With support from the state of Delaware, the Bioscience CAT provides grant opportunities to faculty and investigators from around Delaware that are working collaboratively with Delaware bioscience businesses, including those that are members of the Delaware BioScience Association (Delaware Bio). 

In addition, the CAT provides easier access to high-end instrumentation platforms available within the academic community at the University of Delaware. 

“The goal of the Bioscience CAT is to invest in the bioscience community and economy in Delaware,” says Kelvin Lee, director of DBI and Gore Professor of Chemical Engineering at UD. “While many states do provide some support for activities that link academic and industrial scientists, Delaware's CAT program uniquely recognizes that science-based businesses of different sizes -- from start-up to medium to multinational -- have different needs and can offer different benefits to academic partners.”

The cornerstone of the Bioscience CAT -- its grant program -- will begin accepting proposals for funding in January from principal investigators (PIs) working in any of Delaware’s academic research institutions, including the University of Delaware, Delaware State University, Wesley College, Delaware Technical and Community College, Nemours Research Foundation/A.I. duPont Hospital for Children, and Christiana Care Health System.

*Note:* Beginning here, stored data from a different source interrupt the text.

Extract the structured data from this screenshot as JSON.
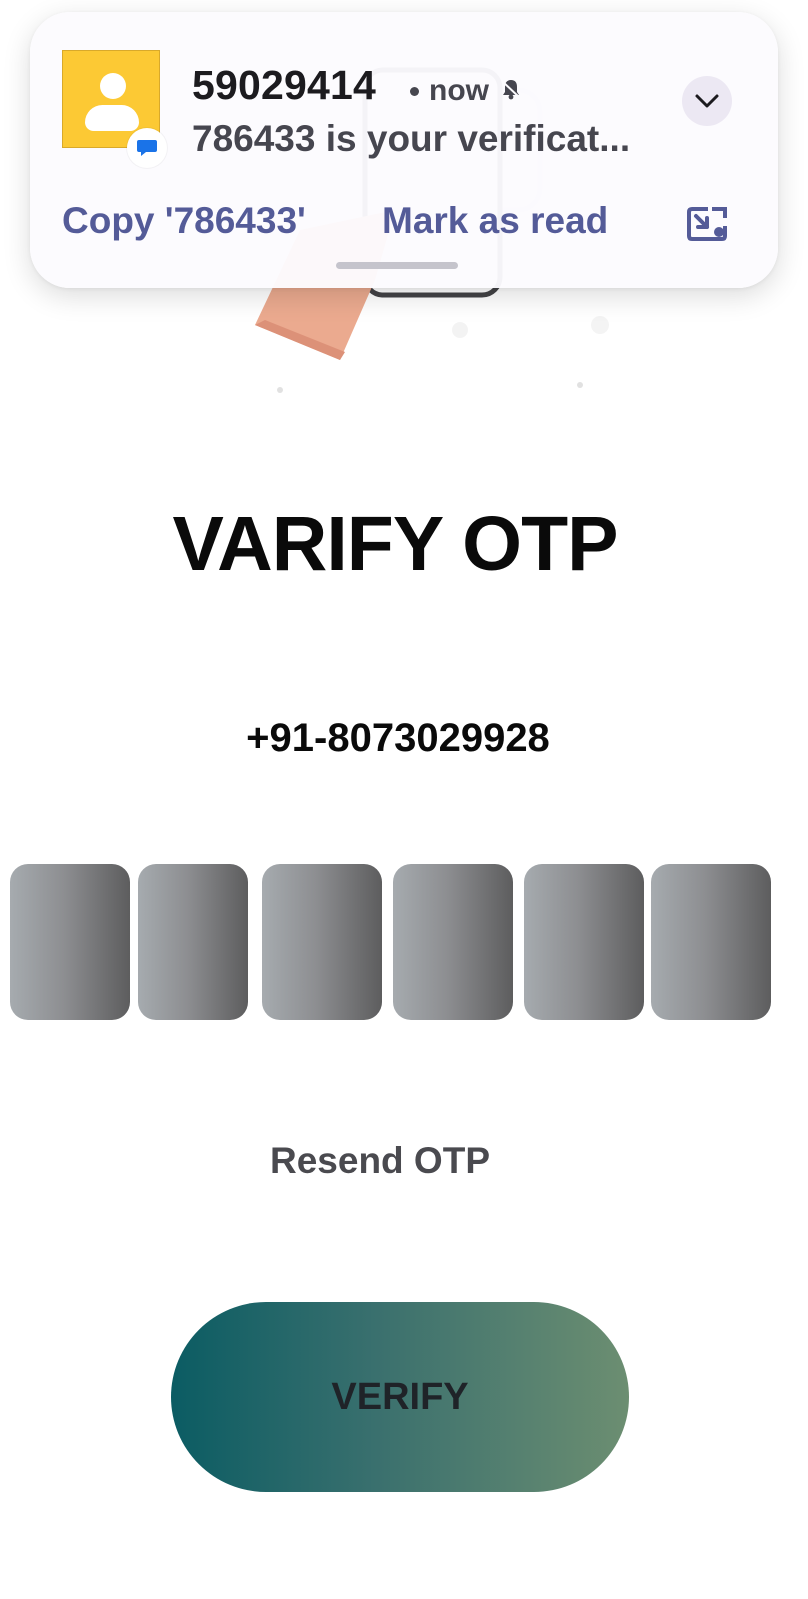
{
  "notification": {
    "sender": "59029414",
    "time": "now",
    "message": "786433 is your verificat...",
    "actions": {
      "copy": "Copy '786433'",
      "mark_read": "Mark as read"
    },
    "icons": {
      "avatar": "person-icon",
      "app_badge": "message-bubble-icon",
      "bell": "bell-icon",
      "expand": "chevron-down-icon",
      "popout": "popout-window-icon"
    },
    "colors": {
      "avatar_bg": "#fcc934",
      "action_text": "#545b98",
      "badge": "#1a73e8"
    }
  },
  "page": {
    "title": "VARIFY OTP",
    "phone": "+91-8073029928",
    "otp_digit_count": 6,
    "resend_label": "Resend OTP",
    "verify_label": "VERIFY"
  }
}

For more information about the Bioscience CAT grant program, visit the website.

To help launch this initiative, DBI is hosting CAT Connect -- a forum for academic and industry scientists seeking partners to connect with each other -- on Thursday, Jan. 12, from 5-8 p.m. Registration is open on the CAT website. 

“We’re excited about CAT Connect as a chance for academic and industry scientists to get together in a 'speed dating'-type event to introduce each other to current scientific research happening all across Delaware,” says Lee. “The evening is a great opportunity to connect investigators working in basic and applied life sciences with engineers and colleagues from industry. We hope that the program can help translate research discoveries into new products and process improvements leading to the creation and retention of bioscience-industry related jobs in Delaware.”